Des diagnostics différentiels sous-estimés ?

Outre les limites des données scientifiques, Grégoire Etrillard et l’association regrettent la faiblesse de la place accordée aux diagnostics différentiels (même si comme l’a reconnu lui-même l’avocat dans le monde, le SBS ne peut être théoriquement évoqué que si les diagnostics différentiels ont pu être écartés). Dans les faits, les recommandations listent les autres pistes à suspecter (troubles de l’hémostase congénitaux ou acquis, malformations vasculaires cérébrales, certaines maladies métaboliques très rares, ostéogenèse imparfaite…). Cependant, d’autres sont effectivement oubliées comme le syndrome d’Ehlers-Danlos ou des maladies génétiques affectant le collagène.

Confusion des genres

Sur la forme, la critique se concentre sur le fait qu’aucun auteur des recommandations ne soit neuro-pédiatre (ce qui ne les empêche pas en tant qu’auteurs des recommandations d’être souvent cités comme experts dans des affaires judiciaires, créant un conflit d’intérêt quand les recommandations de la HAS sont au centre de l’argumentation médicale). D’une manière générale, Guillaume Etrillard déplore une confusion des genres : « Présentées comme étant adressées aux praticiens dans le cadre de leur démarche de soins, elles sont en réalité une injonction de signalement et un manuel d’expert à destination du monde judiciaire ».

Controverses autour de la controverse

La HAS dispose désormais de deux mois pour répondre à cette contestation. Les experts ne peuvent ignorer que cette controverse dépasse la France. Dans d’autres pays également, les spécialistes ont pu être invités à reconsidérer la définition du SBS et les polémiques font rage. Ainsi, un rapport suédois d’une agence officielle équivalente à notre HAS est souvent cité pour appuyer l’argumentation de ceux qui remettent en cause les critères de diagnostic retenus actuellement pour le SBS. Mais ce rapport est loin de faire l’unanimité, certains jugent par exemple que les spécialistes suédois n’ont pas tenu compte de certaines avancées, en particulier en imagerie. En France, ils sont nombreux à défendre la "rigueur" des recommandations de la HAS, tel le docteur Martine Balençon, même si la Haute autorité a pu être épinglée à d’autres occasions.

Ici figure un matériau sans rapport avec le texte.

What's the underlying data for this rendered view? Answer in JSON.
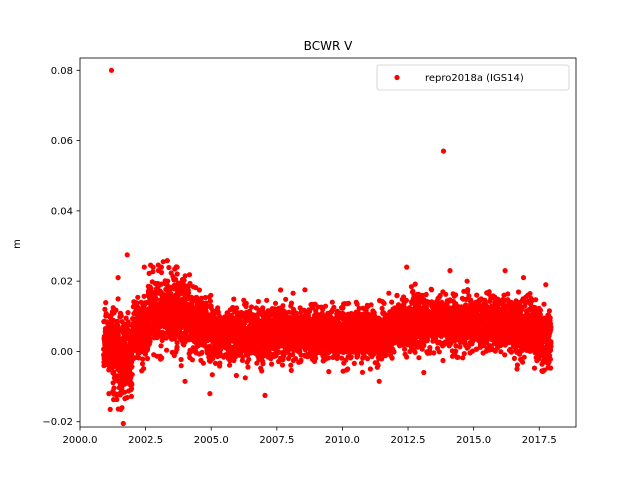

Enfin, en l’absence de données nationales officielles, le fait que certaines équipes hospitalières assurent constater une diminution de l’incidence du SBS (tendance qui pourrait être le fruit de campagnes de sensibilisation) ne plaide pas en faveur d’une épidémie de faux diagnostics que certains mettent parfois en avant.

Affaire médico-légale complexe à suivre.